Auffällig, aber nicht verwunderlich ist die hohe Zahl von physiotherapeutischen Berufen, Psycholog*innen und Psychiater*innen oder (Gesundheits-)Coaches. Ein deutlicher Hinweis auf den erheblichen Einfluss esoterischer Verirrungen im Spektrum der Corona-Verharmloser*innen ist, dass sich neben einer »Ganzheitlichen Ernährungsberaterin« gleich elf Heilpraktiker*innen finden.

Wie schon bei der AfD vor ein paar Jahren, lässt das hohe Durchschnittsalter von annähernd 56 Jahren daran zweifeln, dass der Wahn besonders attraktiv für junge Menschen wäre. Ganze vier der 233 Antretenden, also 1,7 Prozent sind unter 35 Jahren alt.

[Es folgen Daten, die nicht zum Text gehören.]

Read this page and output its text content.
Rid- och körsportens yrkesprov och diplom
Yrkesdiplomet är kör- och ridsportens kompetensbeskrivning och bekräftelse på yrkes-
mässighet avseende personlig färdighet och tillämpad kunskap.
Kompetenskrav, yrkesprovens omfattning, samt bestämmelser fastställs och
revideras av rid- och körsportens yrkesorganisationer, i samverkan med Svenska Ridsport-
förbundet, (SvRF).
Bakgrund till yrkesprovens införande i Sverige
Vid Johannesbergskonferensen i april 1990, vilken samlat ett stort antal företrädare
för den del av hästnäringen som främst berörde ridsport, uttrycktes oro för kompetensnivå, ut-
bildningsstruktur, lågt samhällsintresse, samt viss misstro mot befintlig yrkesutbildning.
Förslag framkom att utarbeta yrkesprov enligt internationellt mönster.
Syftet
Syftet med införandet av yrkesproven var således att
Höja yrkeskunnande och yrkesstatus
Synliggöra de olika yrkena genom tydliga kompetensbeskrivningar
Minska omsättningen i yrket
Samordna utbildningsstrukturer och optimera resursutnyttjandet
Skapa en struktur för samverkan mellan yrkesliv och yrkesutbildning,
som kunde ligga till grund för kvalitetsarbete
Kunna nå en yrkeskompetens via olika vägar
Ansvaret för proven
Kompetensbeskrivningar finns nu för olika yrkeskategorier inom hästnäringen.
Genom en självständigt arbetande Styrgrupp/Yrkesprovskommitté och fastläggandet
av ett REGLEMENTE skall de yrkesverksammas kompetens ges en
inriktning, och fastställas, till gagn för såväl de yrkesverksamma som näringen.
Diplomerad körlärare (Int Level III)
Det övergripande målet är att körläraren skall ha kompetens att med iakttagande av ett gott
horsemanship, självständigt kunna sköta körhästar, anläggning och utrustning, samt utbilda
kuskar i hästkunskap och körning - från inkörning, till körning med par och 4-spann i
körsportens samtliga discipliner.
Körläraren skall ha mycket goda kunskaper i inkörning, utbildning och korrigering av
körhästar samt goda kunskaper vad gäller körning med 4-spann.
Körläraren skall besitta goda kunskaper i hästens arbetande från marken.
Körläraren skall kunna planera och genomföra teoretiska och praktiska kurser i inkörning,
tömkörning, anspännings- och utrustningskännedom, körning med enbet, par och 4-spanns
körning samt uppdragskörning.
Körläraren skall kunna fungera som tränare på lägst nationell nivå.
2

Wie viele Stimmen »dieBasis« holen wird, ist schwer zu prognostizieren und in den Kommunen wohl auch sehr unterschiedlich. Bei den Landtagswahlen in Sachsen-Anhalt konnte die Partei im Juni 1,4 Prozent der Zweitstimmen für sich verbuchen, bei den wegen der Fusion mit Eisenach vorgezogenen Neuwahl des Kreistags Wartburgkreis im selben Monat gut 1,5 Prozent. Mit einem solchen Ergebnis würde sie in Niedersachsen auf gut 60 Mandate kommen.

Nicht nur die relative Monothematik der Partei und die zu erwartende Normalisierung des Lebens mit Corona, sondern vor allem die extreme Heterogenität des Milieus wird in den kommenden Jahren zu diversen Austritten und Mandatswechseln führen. Die Frustration, als einzelne*r Mandatsträger*in wenig bewegen zu können, wird ihr Übriges tun. Umso genauer sollte im Blick behalten werden, ob andere Parteien/Listen mit den selbsternannten »Basisdemokraten« zusammenarbeiten. Einige Äußerungen aus FDP und »Freien Wählern« zur Corona-Impfung jedenfalls zeigen inhaltliche Schnittmengen.

[1]  In der Stadt Walsrode fanden aufgrund einer Gebietsreform schon am 08.03.2020 Neuwahlen statt.

[2]  In der Regel 11.09.2016, außer: Geestland, Wüster Nordseeküste, Elm-Asse (jeweils 2014) und Helmstedt (2017), Walsrode (2020), nicht mitgezählt ist das 2020 mit Walsrode fusionierte Bomlitz.

[3]  inkl. Walsrode und Bomlitz 2016. Kandidierende meint netto-Personen. Einige von ihnen treten für mehrere Gremien, etwa Kreistag und Stadtrat an.

[4]  ohne Bomlitz 2016, inkl. Walsrode 2020

[5]  inkl. Walsrode und Bomlitz 2016

[6]  ohne Bomlitz 2016, inkl. Walsrode 2020

[7] Göttingen und Hannover gehören zwar zum Landkreis Göttingen bzw. der Region Hannover, sind gleichzeitig aber kreisfreien Städten gleichgestellt.

[8]  inkl. Walsrode und Bomlitz 2016

[9]  ohne Bomlitz 2016, inkl. Walsrode 2020

[10] Da Angaben zu Geschlechtern fehlen, wurde von den Vornamen ausgegangen, die wiederum nur Vermutungen auf weibliche oder männliche Identitäten zulassen.